Cleveland Heights man named in 22-count indictment, charged with identity theft and tax violations
A 22-count indictment was returned charging a Cleveland Heights man with identity theft and tax violations, said Acting U.S. Attorney Carole S. Rendon and Kathy A Enstrom, Special Agent in Charge, IRS Criminal Investigation, Cincinnati Field Office.
Darryl E. Farmer, 44, was indicted on one count of conspiracy to defraud, nine counts of false tax claims, eight counts of aiding in the preparation of false tax returns, two counts of wire fraud and two counts of aggravated identity theft.
Farmer held himself out as a neighborhood tax preparer who paid recruiters a “referral fee” to provide him identifications and personal identifiers of others.
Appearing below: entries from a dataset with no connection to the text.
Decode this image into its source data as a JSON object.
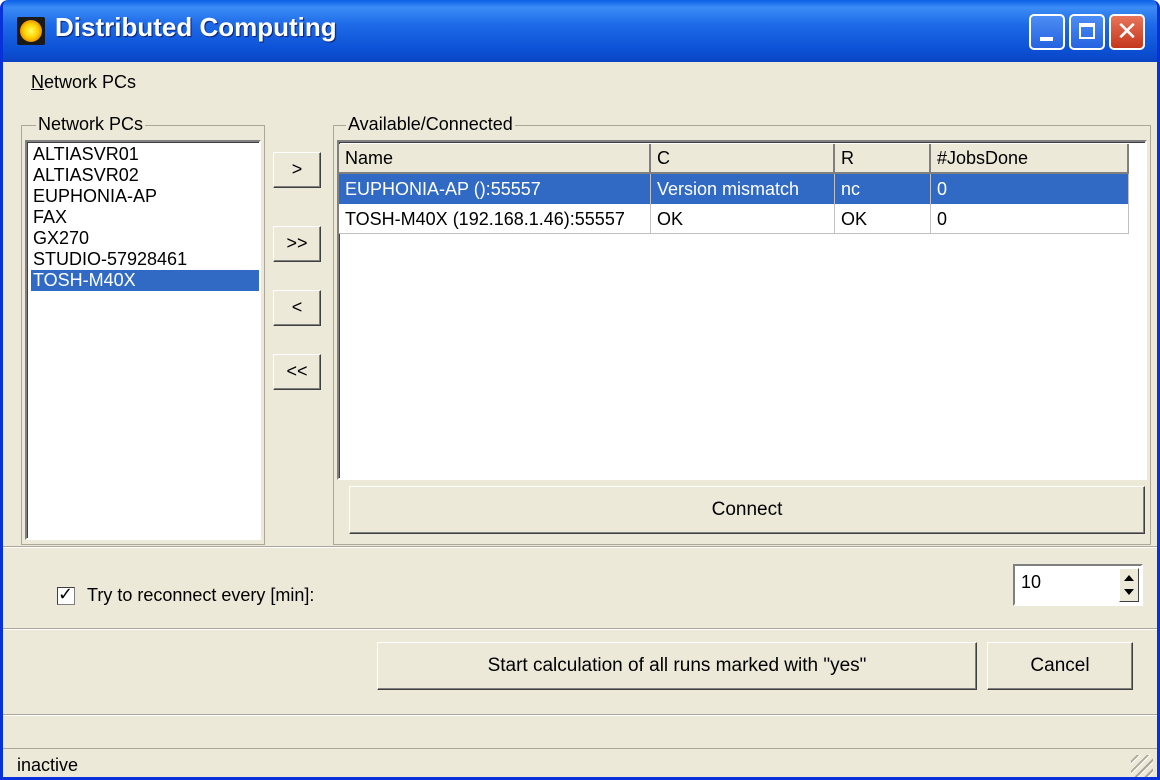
{
  "window": {
    "title": "Distributed Computing",
    "colors": {
      "titlebar": "#0a5fe6",
      "selection": "#316ac5",
      "face": "#ece9d8",
      "close": "#c4361c"
    },
    "controls": {
      "minimize_icon": "minimize-icon",
      "maximize_icon": "maximize-icon",
      "close_glyph": "✕"
    }
  },
  "menu": {
    "items": [
      {
        "first_letter": "N",
        "rest": "etwork PCs"
      }
    ]
  },
  "network_pcs": {
    "label": "Network PCs",
    "items": [
      {
        "name": "ALTIASVR01",
        "selected": false
      },
      {
        "name": "ALTIASVR02",
        "selected": false
      },
      {
        "name": "EUPHONIA-AP",
        "selected": false
      },
      {
        "name": "FAX",
        "selected": false
      },
      {
        "name": "GX270",
        "selected": false
      },
      {
        "name": "STUDIO-57928461",
        "selected": false
      },
      {
        "name": "TOSH-M40X",
        "selected": true
      }
    ]
  },
  "transfer_buttons": {
    "add": ">",
    "add_all": ">>",
    "remove": "<",
    "remove_all": "<<"
  },
  "available": {
    "label": "Available/Connected",
    "columns": [
      "Name",
      "C",
      "R",
      "#JobsDone"
    ],
    "rows": [
      {
        "cells": [
          "EUPHONIA-AP ():55557",
          "Version mismatch",
          "nc",
          "0"
        ],
        "selected": true
      },
      {
        "cells": [
          "TOSH-M40X (192.168.1.46):55557",
          "OK",
          "OK",
          "0"
        ],
        "selected": false
      }
    ],
    "connect_label": "Connect"
  },
  "reconnect": {
    "checked": true,
    "check_glyph": "✓",
    "label": "Try to reconnect every [min]:",
    "value": "10"
  },
  "actions": {
    "start_label": "Start calculation of all runs marked with \"yes\"",
    "cancel_label": "Cancel"
  },
  "status": {
    "text": "inactive"
  }
}
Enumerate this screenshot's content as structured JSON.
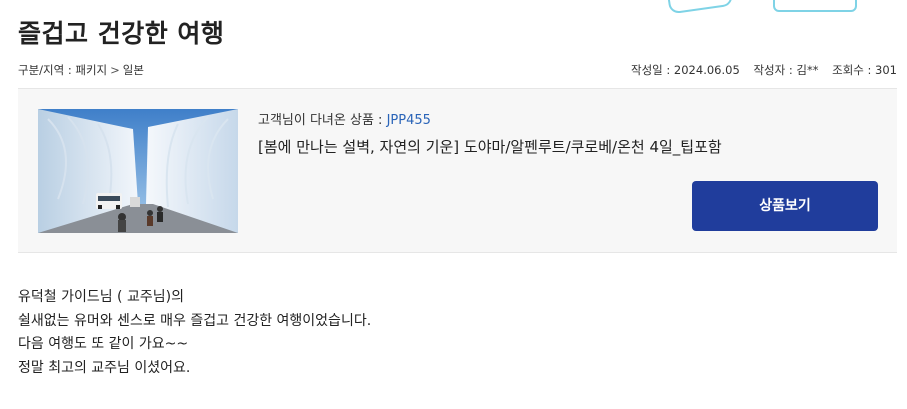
{
  "post": {
    "title": "즐겁고 건강한 여행",
    "category_label": "구분/지역 : 패키지",
    "category_sep": ">",
    "category_region": "일본",
    "date_label": "작성일 : 2024.06.05",
    "author_label": "작성자 : 김**",
    "views_label": "조회수 : 301"
  },
  "product": {
    "code_prefix": "고객님이 다녀온 상품 : ",
    "code": "JPP455",
    "name": "[봄에 만나는 설벽, 자연의 기운] 도야마/알펜루트/쿠로베/온천 4일_팁포함",
    "button_label": "상품보기",
    "image_icon": "snow-wall-photo"
  },
  "content": {
    "lines": [
      "유덕철 가이드님 ( 교주님)의",
      "쉴새없는 유머와 센스로 매우 즐겁고 건강한 여행이었습니다.",
      "다음 여행도 또 같이 가요~~",
      "정말 최고의 교주님 이셨어요."
    ]
  },
  "colors": {
    "accent_button": "#203d9c",
    "code_link": "#2a64b8",
    "box_bg": "#f7f7f7"
  }
}
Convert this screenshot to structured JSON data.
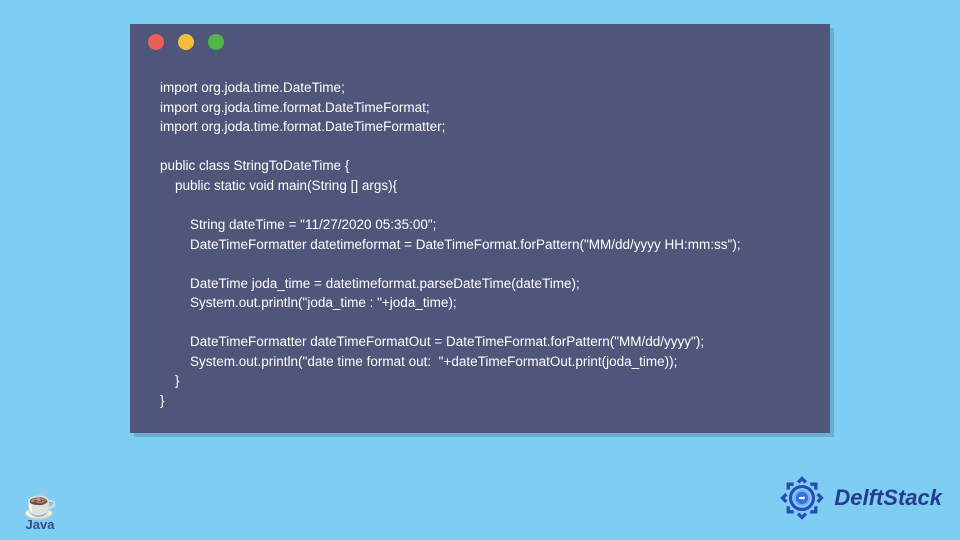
{
  "code": {
    "lines": [
      "import org.joda.time.DateTime;",
      "import org.joda.time.format.DateTimeFormat;",
      "import org.joda.time.format.DateTimeFormatter;",
      "",
      "public class StringToDateTime {",
      "    public static void main(String [] args){",
      "",
      "        String dateTime = \"11/27/2020 05:35:00\";",
      "        DateTimeFormatter datetimeformat = DateTimeFormat.forPattern(\"MM/dd/yyyy HH:mm:ss\");",
      "",
      "        DateTime joda_time = datetimeformat.parseDateTime(dateTime);",
      "        System.out.println(\"joda_time : \"+joda_time);",
      "",
      "        DateTimeFormatter dateTimeFormatOut = DateTimeFormat.forPattern(\"MM/dd/yyyy\");",
      "        System.out.println(\"date time format out:  \"+dateTimeFormatOut.print(joda_time));",
      "    }",
      "}"
    ]
  },
  "logos": {
    "java_label": "Java",
    "delft_label": "DelftStack"
  },
  "window": {
    "dot_red": "#ec5f59",
    "dot_yellow": "#f6bd3b",
    "dot_green": "#4fb748"
  }
}
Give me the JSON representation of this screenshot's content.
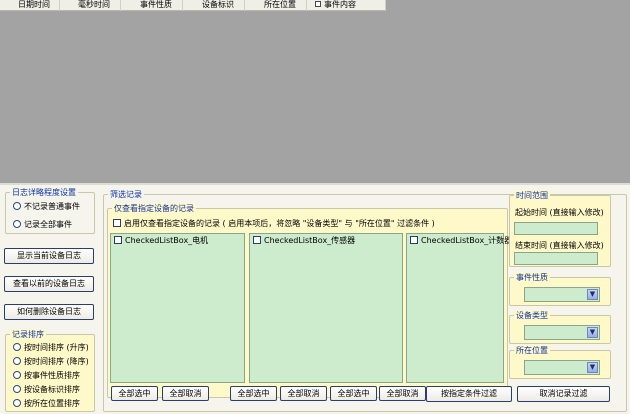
{
  "grid": {
    "columns": [
      "日期时间",
      "毫秒时间",
      "事件性质",
      "设备标识",
      "所在位置",
      "事件内容"
    ]
  },
  "detail_level": {
    "title": "日志详略程度设置",
    "options": [
      "不记录普通事件",
      "记录全部事件"
    ]
  },
  "left_buttons": {
    "show_current": "显示当前设备日志",
    "view_previous": "查看以前的设备日志",
    "how_delete": "如何删除设备日志"
  },
  "sort": {
    "title": "记录排序",
    "options": [
      "按时间排序 (升序)",
      "按时间排序 (降序)",
      "按事件性质排序",
      "按设备标识排序",
      "按所在位置排序"
    ]
  },
  "filter": {
    "title": "筛选记录",
    "device_group": {
      "title": "仅查看指定设备的记录",
      "enable_label": "启用仅查看指定设备的记录 ( 启用本项后，将忽略 \"设备类型\" 与 \"所在位置\" 过滤条件 )",
      "lists": [
        "CheckedListBox_电机",
        "CheckedListBox_传感器",
        "CheckedListBox_计数器"
      ]
    },
    "buttons": {
      "select_all": "全部选中",
      "cancel_all": "全部取消",
      "filter_by_condition": "按指定条件过滤",
      "cancel_filter": "取消记录过滤"
    }
  },
  "time_range": {
    "title": "时间范围",
    "start_label": "起始时间 (直接输入修改)",
    "end_label": "结束时间 (直接输入修改)",
    "start_value": "",
    "end_value": ""
  },
  "event_nature": {
    "title": "事件性质",
    "value": ""
  },
  "device_type": {
    "title": "设备类型",
    "value": ""
  },
  "location": {
    "title": "所在位置",
    "value": ""
  },
  "colors": {
    "grid_bg": "#a3a3a3",
    "panel_bg": "#f5f5ee",
    "group_bg": "#fff9c9",
    "list_bg": "#cdeccd",
    "legend_text": "#0a31a8"
  }
}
Farmer used this information to file false tax returns, including claiming tax credits for businesses that did not exist, according to the indictment.
Farmer also opened multiple personal and business bank accounts, which he controlled, in the names of these various people in order to deposit the refunds from the tax returns he filed, according to the information.
Farmer falsely claimed more than $100,000 from the IRS between 2010 and 2012, according to the indictment.
“This defendant stole identities and stole from taxpayers,” Rendon said.
“IRS Criminal Investigation stands ready to investigate anyone who would put a taxpayer at risk for a quick profit,” Enstrom said. "Our special agents use their investigative and financial expertise to detect and hold accountable abusive tax return preparers who falsely tell taxpayers they are eligible for tax credits that they are not entitled to receive."
If convicted, the court will determine the defendants’ sentence after a review of factors unique to this case, including the defendants’ prior criminal record, if any, the defendants’ role in the offense, and the characteristics of the violation. In all cases, the sentence will not exceed the statutory maximum. In most cases, it will be less than the maximum.
This case is being prosecuted by Assistant U.S. Attorney Mark Bennett following an investigation by the IRS.
A charge is not evidence of guilt. A defendant is entitled to a fair trial in which it will be the government’s burden to prove guilt beyond a reasonable doubt.